Thu Jan 13, 2011
As expected, the holidays have left more than few additional pounds reading on the scale, which is on top of all that I amassed last year. Looking at me you may not be able to tell, but my sister-in-law hit the nail on the head when she labeled me a "skinny fat person." Sure, I'm still fitting into medium shirts (arguably) and 32" jeans (after mastering the art of sucking-in), but I know all too well the truth that lays underneath. So that means it's time for a salad. Salad, what? No meat, what what what??!? Yes, that's right, at least once this year I'll sit down and consume something healthy for me, but it's sure as hell is still going to be grilled!
My biggest problem with salads is not that I don't like them—I've made and consumed some really stellar salads—but that they often leave me hungry after all is said and done, usually equating to a post-meal bag of chips. To combat this I wanted to beef up the salad, but sans-beef, so I turned to the mighty portobello.
My fungi-loving wife made the portobello my first foray into the world of mushroom eating by tempting me with phrases like "it's meaty" and "it's just like a steak." For the 'shroom hater and meat lover, these were not the best choice of words, as I was left wholly unconvinced on first taste. Since then, I'm come to see what she was getting at, the portobello is a meal in itself with a heartiness and quality that can loosely be compared to a small piece of meat, but with the earthy flavor the spongy texture of a mushroom. Also, like a steak, it's pretty awesome when grilled.
When I staid the salad was going to be grilled, I meant it, even down to the greens. I was thrilled when I got a grill basket last Christmas as a gift, but it quickly became my least used accessory—there just didn't seem to be any good use for it.

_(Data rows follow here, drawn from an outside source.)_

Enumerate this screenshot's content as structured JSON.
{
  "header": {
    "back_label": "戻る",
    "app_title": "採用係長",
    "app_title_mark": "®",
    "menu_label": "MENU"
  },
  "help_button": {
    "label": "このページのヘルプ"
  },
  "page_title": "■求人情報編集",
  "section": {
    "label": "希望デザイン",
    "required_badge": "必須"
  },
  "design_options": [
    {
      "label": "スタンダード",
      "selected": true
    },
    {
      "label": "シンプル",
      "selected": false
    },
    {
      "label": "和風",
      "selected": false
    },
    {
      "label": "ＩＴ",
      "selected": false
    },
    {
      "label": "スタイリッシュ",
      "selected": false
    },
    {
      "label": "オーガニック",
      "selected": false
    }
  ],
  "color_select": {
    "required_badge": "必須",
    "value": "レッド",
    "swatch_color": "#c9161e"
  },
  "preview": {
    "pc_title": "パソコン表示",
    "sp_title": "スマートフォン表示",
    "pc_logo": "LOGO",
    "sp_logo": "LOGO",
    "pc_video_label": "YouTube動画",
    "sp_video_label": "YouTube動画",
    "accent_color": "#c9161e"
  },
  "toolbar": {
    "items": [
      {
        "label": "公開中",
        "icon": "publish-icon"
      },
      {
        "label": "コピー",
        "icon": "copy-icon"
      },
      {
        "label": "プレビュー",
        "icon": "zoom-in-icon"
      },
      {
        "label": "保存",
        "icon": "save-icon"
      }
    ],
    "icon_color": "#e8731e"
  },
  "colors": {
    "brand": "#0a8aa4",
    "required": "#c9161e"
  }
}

Finally, I was given one with this recipe, which called for slightly wilted spinach, the absolute perfect use for a grill basket. Tossed with a little oil, it didn't take long for the heat of the grill to start working its magic on the baby spinach.
Now the salad had it's "meat," it's base, and a dressing, all that was missing was a little crunch. Not to waste any remaining heat on the grill, I gave a handful of walnuts a nice toasting in a cast iron skillet placed on the grill.
Ah, the final product, a lovely looking salad if I do say so myself. It was also mighty fine for a winter meal. The warm spinach, hearty portobello, and crunchy walnuts all did what good salads do best, create a sea of texture and flavors that come into harmony while being eaten. The best part about this salad was it was filling enough that I didn't find myself raiding the cupboards for a sinful snack afterward. Now only if I didn't get an assignment to do a week's worth of wing recipes (not that I'd ever complain about that!), I might actually loose some of that weight.
Grilled Wilted Spinach and Portobello Salad
Adapted from Grilling & Roasting by Chuck Williams
1 lb fresh portobellos, scrubbed clean and stems removed
1/4 cup safflower oil
1 teaspoon chopped fresh sage
1/2 teaspoon freshly ground black pepper
1/4 cup walnuts
10 oz spinach, stems removed
2 tablespoons walnut oil
1 tablespoon fresh lemon juice
2 teaspoons red wine vinegar
1. Light one chimney full of charcoal. While the charcoal is lighting, brush the mushrooms with the safflower oil and sprinkle with the sage and pepper, set aside.
2. Whisk together the walnut oil, lemon juice, and red wine vinegar in a small bowl and set aside.
3. When all the charcoal is lit and covered with gray ash, pour out and spread the coals evenly over the charcoal grate. Place a cast iron skillet on the grill. When heated up, place the walnuts in the skillet and cook until lightly browned and fragrant, 3 to 5 minutes, stirring nuts frequently. Remove the skillet from the grill and coarsely chop the walnuts.
4. Place the mushrooms on the grill, gill side down, and cook until lightly browned, about 3 minutes. Flip and continue to cook until browned and just tender, about 3 to 4 minutes longer. Remove from the grill and slice into 1/4 inch strips.
5. Place the spinach leaves in a grill basket, and sprinkle with 1/2 of the the vinaigrette. Place the basket on the grill and cook until the leave are slightly wilted, about 3 minutes on each side.
6. To assemble the salad, place 1/4 of the spinach leaves on each plate, add a few strips of the mushrooms, sprinkle with the walnuts, and dress with remaining vinaigrette to taste.